Des histoires de lycéens qui évoluent dans le monde japonais du tennis de table. Des luttes de pouvoir au sein des clubs de chaque établissement, des rivalités obsessionnelles, des combats sans fin autour d'une table : c'est ce raconte ce premier tome de l’intégrale de Ping Pong. Le lecteur rencontre le prodige Tsukimoto, qui, bien que surdoué dans l'art de manier la petite balle, ne compte pas en faire sa vie. On croise aussi la route de Kazama, Sakuma, Hoshino, mais aussi le Chinois Wenga.

Le père d'Amer Béton propose ici une immersion dans l'univers du tennis de table japonais et les jeunes qui le pratiquent en compétition au sein de leur lycée. Le récit est plein de vie, les rebondissements nombreux et pas seulement sur les tables de ping pong. L'auteur touche du doigt, avec une grande justesse, les bienfaits et les travers de la compétition sportive grâce au regard de plusieurs personnages aux caractères ciselés.

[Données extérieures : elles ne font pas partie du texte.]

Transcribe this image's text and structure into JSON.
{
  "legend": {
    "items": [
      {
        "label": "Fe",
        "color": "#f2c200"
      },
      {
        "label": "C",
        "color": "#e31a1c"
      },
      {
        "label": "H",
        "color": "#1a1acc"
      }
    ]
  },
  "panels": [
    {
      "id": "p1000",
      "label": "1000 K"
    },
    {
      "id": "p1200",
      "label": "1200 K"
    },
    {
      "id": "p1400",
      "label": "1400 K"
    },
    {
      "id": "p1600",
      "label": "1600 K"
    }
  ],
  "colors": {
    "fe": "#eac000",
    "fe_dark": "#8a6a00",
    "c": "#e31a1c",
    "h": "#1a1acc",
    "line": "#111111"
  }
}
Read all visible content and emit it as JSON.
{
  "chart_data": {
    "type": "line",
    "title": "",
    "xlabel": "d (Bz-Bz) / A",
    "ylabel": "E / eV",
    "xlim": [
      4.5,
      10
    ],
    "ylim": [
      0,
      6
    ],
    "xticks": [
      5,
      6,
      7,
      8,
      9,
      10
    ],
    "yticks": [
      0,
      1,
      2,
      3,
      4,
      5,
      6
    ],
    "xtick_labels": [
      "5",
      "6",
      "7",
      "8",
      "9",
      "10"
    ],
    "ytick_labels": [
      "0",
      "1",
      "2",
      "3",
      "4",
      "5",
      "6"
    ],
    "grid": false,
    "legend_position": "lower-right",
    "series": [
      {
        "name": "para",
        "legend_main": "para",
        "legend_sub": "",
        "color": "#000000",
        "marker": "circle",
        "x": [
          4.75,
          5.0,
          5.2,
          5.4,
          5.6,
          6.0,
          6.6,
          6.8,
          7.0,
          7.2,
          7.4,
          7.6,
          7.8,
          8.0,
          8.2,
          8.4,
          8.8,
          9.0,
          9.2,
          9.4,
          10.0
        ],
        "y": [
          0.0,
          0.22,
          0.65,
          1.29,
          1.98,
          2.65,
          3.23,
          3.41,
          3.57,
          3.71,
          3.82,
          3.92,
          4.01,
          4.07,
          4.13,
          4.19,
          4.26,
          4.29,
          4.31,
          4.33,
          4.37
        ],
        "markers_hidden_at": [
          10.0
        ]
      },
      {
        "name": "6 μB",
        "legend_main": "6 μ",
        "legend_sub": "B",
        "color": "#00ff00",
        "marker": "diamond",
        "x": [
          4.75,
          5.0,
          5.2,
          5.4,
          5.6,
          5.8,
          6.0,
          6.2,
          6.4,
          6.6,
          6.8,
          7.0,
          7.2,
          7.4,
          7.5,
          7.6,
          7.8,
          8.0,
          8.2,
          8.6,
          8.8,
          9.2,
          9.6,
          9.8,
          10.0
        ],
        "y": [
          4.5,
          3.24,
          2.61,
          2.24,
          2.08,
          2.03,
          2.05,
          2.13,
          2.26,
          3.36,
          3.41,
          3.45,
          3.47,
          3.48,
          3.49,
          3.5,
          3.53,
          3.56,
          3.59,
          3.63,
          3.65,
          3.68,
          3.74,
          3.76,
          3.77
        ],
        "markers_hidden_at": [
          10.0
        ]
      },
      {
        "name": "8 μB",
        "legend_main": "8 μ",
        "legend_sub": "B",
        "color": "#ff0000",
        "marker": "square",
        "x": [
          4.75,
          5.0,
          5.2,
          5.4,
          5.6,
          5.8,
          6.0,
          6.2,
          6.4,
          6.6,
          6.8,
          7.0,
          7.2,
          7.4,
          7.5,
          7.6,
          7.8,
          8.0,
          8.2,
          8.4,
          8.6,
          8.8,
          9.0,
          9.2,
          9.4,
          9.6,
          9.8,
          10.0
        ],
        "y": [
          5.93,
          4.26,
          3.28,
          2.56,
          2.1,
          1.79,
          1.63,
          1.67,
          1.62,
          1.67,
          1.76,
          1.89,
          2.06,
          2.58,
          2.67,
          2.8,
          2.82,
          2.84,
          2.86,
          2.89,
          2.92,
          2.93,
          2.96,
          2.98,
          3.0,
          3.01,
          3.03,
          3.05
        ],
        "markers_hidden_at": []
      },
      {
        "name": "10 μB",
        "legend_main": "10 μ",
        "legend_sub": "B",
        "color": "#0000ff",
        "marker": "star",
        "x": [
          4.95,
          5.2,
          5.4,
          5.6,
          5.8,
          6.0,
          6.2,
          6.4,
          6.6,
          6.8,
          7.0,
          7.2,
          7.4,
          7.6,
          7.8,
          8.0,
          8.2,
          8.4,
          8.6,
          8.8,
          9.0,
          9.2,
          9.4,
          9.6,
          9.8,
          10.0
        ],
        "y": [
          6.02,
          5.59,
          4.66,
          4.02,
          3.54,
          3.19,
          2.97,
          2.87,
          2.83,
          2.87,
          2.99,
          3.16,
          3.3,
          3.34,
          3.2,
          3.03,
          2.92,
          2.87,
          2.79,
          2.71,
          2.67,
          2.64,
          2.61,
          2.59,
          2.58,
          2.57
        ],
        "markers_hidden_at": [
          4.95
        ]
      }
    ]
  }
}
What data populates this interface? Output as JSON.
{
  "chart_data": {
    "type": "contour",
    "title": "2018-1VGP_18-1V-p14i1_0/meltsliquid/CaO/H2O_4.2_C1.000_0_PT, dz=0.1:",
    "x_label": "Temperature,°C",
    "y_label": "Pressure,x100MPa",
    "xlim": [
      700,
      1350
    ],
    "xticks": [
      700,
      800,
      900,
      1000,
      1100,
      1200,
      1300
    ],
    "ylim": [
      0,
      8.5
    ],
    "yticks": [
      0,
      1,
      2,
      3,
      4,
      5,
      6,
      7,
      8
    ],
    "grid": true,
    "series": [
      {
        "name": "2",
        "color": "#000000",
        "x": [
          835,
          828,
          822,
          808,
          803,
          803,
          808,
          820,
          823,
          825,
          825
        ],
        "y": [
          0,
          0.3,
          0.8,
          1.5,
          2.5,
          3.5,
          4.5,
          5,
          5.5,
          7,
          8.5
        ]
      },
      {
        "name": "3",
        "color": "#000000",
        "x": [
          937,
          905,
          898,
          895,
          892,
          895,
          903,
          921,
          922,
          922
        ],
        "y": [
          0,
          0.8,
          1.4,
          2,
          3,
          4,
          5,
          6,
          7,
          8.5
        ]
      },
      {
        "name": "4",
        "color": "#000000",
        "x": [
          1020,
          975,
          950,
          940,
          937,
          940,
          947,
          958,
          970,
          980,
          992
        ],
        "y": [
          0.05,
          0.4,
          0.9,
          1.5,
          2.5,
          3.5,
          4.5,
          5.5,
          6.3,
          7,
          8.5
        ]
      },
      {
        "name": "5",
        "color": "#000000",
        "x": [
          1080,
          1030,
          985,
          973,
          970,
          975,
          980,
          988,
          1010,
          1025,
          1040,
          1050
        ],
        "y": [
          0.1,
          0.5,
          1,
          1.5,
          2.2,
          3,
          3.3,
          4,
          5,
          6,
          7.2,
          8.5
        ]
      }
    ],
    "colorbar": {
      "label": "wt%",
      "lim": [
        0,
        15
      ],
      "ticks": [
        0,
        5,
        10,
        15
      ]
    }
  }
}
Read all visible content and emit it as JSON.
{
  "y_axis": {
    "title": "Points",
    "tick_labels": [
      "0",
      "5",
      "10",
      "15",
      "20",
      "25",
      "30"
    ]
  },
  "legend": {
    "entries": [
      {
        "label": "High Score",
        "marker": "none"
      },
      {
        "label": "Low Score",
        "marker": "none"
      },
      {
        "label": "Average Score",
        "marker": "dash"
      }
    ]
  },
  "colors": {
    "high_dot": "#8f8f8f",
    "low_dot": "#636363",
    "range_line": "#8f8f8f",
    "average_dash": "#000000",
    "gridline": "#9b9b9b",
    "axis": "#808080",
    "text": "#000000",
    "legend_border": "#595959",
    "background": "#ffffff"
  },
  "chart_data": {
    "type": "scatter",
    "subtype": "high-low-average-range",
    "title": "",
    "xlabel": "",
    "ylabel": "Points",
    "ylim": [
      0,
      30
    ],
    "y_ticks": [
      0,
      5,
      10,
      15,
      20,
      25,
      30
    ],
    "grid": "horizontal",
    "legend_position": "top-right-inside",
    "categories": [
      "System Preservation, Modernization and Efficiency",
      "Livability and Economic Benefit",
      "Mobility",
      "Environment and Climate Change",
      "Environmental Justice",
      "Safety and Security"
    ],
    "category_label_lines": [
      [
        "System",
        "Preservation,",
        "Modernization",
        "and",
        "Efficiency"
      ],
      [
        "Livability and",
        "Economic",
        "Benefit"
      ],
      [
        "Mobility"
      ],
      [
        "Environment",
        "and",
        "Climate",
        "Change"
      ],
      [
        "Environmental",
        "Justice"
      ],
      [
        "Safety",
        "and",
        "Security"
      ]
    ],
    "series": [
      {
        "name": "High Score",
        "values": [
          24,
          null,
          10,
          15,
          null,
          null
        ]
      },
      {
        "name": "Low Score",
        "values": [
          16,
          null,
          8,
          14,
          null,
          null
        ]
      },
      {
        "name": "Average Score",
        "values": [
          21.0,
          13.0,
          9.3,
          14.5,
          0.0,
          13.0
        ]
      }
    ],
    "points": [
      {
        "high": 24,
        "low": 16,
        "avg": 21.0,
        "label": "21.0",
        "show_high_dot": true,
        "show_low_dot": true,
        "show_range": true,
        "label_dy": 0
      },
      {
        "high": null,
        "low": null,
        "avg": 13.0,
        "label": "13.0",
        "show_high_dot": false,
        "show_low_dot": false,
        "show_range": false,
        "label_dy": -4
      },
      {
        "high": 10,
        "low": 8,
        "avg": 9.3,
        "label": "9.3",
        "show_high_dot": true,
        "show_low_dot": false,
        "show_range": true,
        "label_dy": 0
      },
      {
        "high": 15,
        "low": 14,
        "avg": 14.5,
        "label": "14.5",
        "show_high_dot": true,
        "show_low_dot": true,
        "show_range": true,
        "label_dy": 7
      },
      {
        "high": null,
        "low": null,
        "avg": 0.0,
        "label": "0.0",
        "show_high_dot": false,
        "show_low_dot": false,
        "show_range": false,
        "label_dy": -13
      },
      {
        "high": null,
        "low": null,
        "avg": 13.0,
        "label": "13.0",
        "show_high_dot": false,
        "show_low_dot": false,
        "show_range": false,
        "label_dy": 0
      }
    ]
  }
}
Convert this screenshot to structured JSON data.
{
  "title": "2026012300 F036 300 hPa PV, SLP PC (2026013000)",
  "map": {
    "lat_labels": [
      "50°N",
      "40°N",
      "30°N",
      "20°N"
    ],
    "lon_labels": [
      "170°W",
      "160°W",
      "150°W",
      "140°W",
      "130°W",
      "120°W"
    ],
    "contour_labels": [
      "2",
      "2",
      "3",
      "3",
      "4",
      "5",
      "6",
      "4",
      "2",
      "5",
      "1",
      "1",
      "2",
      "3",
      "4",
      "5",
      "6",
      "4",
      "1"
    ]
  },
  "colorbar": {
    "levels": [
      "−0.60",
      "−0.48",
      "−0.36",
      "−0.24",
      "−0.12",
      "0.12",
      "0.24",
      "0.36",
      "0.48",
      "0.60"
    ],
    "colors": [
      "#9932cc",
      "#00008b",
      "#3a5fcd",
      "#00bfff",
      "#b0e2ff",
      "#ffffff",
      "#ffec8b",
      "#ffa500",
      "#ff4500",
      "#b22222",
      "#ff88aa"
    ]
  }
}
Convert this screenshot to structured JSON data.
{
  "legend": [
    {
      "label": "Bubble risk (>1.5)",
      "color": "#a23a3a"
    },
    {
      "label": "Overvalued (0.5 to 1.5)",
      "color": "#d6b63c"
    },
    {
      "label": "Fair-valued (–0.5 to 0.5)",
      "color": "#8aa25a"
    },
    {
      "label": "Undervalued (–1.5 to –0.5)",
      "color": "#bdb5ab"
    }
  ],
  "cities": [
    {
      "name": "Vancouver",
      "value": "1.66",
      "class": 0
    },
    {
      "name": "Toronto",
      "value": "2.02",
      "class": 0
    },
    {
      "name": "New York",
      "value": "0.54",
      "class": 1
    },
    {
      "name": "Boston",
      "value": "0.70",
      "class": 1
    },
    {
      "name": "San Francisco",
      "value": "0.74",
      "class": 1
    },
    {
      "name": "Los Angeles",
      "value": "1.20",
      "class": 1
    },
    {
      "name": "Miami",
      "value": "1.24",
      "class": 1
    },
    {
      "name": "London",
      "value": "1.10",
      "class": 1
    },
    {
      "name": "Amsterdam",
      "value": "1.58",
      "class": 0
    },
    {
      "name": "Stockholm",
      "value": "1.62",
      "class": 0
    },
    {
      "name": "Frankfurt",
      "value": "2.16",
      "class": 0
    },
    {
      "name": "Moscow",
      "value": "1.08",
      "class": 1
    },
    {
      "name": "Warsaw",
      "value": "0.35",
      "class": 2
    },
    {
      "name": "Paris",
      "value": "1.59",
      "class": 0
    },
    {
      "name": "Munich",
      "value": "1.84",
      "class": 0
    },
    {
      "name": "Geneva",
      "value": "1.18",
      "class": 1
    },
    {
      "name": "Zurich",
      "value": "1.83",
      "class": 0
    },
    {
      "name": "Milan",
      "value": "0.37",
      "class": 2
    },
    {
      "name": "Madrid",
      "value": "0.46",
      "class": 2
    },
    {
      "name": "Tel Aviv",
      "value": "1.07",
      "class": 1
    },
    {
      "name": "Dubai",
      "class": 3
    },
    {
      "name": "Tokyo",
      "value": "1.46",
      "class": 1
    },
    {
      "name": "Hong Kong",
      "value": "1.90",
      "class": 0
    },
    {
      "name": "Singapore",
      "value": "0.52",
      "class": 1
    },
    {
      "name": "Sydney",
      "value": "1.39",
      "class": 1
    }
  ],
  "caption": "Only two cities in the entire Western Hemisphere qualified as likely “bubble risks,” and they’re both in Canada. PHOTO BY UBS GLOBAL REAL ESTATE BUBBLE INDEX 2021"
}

Graphiquement, ce manga est aussi explosif que les coups spéciaux maîtrisés par ces jeunes joueurs, dont certains dépassent déjà les espérances de leurs entraîneurs. Le dessin bondissant de Matsumoto se heurte aux limites des cases pour mieux les faire exploser. Les scènes cruciales dans le déroulement de l'histoire jaillissent des pages dans un art maîtrisé que seuls possèdent certains mangakas.

Traiter le sport au cinéma n'est pas facile. Pas davantage en bande dessinée, tant l'art du mouvement peut être difficile à rendre lisible. L'auteur a le don de nous plonger dans un univers dont on ne maîtrise pas forcément les codes au départ, pour mieux le sublimer par le prisme d'une histoire haletante.